Die Voraussetzung ist, dass der Patient die Kriterien für eine Herztransplantation erfüllt. Die klinische Erfahrung zeigt, dass diese Patienten von einer frühen Implantation eines Herzunterstützungssystems deutlich profitieren.

4.3. Bridge to Recovery (BTR)

Eine Erholung der Herzfunktion unter der mechanischen Kreislaufunterstützung ist typischerweise zu erwarten bei :

• einer fulminanten Herzmuskelentzündung
• einer akuten Transplantatabstoßung
• einem Rechtherzversagen nach Herztransplantation
• einem primären Transplantatversagen
• einer postpartalen Kardiomyopathie

Im Fall einer dilatativen Kardiomyopathie ist mit der Erholung der Herzfunktion nur in < 10% der Fälle zu rechnen.

4.4 Destination Therapy (DT)

Die Implantation eines Herzunterstützungssystems als Alternative zur Herztransplantation ist für die Patienten indiziert die zwar an einer terminalen Herzinsuffizienz leiden, jedoch aufgrund verschiedener Faktoren keine Transplantationskandidaten sind.

Aufgrund der demographischen Entwicklung sowie des Mangels an geeigneten Spenderorganen zeichnet sich bereits ab, dass dieses Therapiekonzept für die Zukunft bestimmend sein wird.

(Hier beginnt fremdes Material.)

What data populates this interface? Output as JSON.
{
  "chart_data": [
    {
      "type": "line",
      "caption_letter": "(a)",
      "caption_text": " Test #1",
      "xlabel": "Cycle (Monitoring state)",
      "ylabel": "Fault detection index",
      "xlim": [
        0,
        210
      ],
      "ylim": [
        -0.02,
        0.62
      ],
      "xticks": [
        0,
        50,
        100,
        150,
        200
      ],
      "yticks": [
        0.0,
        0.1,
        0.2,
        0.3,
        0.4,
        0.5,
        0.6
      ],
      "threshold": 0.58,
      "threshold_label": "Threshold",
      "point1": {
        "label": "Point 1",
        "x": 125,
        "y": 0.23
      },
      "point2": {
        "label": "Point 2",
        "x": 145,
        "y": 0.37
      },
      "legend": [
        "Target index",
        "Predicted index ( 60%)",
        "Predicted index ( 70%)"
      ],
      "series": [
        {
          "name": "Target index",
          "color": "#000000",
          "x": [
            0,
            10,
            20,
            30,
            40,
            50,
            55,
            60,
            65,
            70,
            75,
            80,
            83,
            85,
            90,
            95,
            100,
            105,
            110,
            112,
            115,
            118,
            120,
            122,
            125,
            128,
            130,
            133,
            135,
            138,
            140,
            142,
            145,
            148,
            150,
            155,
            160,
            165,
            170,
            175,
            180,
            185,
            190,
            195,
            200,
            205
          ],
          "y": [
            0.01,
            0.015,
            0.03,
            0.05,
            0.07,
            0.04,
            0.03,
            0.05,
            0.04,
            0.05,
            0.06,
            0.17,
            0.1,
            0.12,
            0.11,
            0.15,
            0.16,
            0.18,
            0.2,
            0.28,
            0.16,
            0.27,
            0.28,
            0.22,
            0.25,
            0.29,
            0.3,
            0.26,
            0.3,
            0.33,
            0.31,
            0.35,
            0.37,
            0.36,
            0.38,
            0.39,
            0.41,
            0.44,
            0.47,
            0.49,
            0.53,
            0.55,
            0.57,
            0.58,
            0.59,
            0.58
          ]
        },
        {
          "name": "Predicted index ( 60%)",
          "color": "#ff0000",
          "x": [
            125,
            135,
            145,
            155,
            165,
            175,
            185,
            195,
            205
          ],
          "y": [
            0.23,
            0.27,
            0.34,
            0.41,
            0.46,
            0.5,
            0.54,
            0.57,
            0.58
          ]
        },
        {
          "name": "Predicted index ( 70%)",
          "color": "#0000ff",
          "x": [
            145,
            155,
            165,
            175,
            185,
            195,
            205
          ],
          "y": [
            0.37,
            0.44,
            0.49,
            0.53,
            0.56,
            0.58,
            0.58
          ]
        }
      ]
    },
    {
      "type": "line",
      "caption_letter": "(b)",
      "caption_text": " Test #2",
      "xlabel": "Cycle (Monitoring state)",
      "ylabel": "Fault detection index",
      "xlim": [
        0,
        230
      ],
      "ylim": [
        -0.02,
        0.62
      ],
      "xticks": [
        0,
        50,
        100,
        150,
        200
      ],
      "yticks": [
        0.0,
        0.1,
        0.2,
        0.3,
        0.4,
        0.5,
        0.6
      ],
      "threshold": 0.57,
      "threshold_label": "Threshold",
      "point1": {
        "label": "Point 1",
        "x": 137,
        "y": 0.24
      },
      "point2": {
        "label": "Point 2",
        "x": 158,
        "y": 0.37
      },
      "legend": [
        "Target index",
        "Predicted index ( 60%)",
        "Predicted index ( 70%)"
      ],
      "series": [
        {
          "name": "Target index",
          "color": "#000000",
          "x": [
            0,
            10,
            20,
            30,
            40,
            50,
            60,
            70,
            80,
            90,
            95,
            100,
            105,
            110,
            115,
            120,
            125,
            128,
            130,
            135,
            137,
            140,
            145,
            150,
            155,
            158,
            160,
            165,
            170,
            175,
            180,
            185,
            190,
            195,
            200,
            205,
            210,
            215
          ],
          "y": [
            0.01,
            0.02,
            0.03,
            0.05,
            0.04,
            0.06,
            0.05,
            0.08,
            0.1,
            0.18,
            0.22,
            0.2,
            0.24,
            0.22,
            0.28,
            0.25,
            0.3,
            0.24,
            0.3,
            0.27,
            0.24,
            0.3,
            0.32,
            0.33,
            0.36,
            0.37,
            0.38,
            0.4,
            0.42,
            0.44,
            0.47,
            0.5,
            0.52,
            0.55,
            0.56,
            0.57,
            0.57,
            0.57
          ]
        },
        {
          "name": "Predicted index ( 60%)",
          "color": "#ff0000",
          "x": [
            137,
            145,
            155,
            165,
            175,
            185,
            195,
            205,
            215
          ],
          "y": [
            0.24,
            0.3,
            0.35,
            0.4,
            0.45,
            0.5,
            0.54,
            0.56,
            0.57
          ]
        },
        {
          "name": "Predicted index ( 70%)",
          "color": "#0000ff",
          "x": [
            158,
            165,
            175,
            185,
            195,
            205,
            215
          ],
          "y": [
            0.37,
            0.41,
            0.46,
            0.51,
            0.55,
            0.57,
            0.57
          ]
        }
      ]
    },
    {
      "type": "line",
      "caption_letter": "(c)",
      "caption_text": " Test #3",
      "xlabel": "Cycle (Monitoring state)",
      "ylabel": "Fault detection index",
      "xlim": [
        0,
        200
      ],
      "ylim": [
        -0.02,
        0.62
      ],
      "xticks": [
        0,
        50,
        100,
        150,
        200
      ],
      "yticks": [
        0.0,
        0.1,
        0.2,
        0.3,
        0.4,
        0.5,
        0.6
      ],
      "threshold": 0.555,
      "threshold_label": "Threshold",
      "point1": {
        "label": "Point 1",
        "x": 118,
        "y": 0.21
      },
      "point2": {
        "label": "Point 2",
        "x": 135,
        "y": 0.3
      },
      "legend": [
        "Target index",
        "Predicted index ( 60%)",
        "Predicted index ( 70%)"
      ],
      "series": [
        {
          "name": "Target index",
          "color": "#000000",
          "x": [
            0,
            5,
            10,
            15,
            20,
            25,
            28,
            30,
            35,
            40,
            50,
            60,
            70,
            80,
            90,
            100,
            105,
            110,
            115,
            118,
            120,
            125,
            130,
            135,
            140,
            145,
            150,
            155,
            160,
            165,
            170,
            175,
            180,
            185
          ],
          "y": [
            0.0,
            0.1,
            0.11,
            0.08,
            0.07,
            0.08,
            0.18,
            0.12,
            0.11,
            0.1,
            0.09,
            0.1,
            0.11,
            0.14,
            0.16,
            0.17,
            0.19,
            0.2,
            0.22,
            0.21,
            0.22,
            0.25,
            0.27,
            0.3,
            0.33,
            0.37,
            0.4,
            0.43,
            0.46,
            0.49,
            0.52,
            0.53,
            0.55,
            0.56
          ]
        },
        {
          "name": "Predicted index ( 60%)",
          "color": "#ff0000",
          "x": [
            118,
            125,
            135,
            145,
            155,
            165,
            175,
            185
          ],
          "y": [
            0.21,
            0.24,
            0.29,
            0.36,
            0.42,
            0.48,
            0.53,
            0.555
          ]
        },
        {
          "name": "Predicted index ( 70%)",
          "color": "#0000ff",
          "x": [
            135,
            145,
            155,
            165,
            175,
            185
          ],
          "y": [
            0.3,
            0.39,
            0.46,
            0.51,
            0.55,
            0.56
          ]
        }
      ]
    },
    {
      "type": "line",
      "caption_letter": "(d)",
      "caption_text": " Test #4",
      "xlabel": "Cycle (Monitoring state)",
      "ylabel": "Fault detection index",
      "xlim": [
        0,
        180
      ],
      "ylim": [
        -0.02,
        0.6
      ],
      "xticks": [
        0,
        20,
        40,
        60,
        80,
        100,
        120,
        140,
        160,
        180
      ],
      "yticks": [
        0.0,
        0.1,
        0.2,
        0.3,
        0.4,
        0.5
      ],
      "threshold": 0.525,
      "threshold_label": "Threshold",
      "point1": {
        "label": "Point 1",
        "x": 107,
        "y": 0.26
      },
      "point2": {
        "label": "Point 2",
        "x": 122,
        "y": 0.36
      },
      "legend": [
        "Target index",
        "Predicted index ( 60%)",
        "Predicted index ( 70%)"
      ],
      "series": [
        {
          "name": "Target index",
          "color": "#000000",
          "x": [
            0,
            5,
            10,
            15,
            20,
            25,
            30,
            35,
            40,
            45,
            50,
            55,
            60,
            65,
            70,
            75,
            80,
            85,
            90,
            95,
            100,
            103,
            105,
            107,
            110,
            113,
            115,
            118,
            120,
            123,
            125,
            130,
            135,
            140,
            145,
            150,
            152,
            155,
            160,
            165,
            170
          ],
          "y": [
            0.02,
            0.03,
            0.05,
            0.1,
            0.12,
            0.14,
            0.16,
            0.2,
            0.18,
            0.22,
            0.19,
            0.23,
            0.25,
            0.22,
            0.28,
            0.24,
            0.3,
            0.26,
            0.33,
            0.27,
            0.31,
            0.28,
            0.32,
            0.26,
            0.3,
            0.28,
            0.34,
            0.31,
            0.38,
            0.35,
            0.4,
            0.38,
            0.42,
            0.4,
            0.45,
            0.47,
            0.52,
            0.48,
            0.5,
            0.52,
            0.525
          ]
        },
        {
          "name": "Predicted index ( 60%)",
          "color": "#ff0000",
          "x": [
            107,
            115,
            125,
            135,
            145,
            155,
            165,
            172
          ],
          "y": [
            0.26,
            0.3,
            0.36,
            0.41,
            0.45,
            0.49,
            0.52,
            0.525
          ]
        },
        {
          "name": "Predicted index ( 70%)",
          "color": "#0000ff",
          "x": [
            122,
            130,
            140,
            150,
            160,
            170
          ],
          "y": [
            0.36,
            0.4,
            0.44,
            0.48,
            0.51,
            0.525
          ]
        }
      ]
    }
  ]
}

Die Ergebnisse der aktuell eingesetzten Herzunterstützungssysteme sind vergleichbar mit denen der Herztransplantation.

5. Zusammenfassung

Die Mechanische Kreislaufunterstützung ist inzwischen eine bewährte Therapieform für Patienten mit einer terminalen Herzinsuffizienz. Die bisherige Erfahrungen zeigen, dass es möglich ist sowohl die Lebenserwartung als auch die Lebensqualität der Betroffenen signifikant zu verbessern. Bereits die aktuell angewandte Technologie ermöglicht den Langzeiteinsatz dieser Systeme. Die weitere Entwicklung wird mittelfristig den Einsatz dieses Therapiekonzeptes als eine vollwertige Alternative zur Herztransplantation ermöglichen.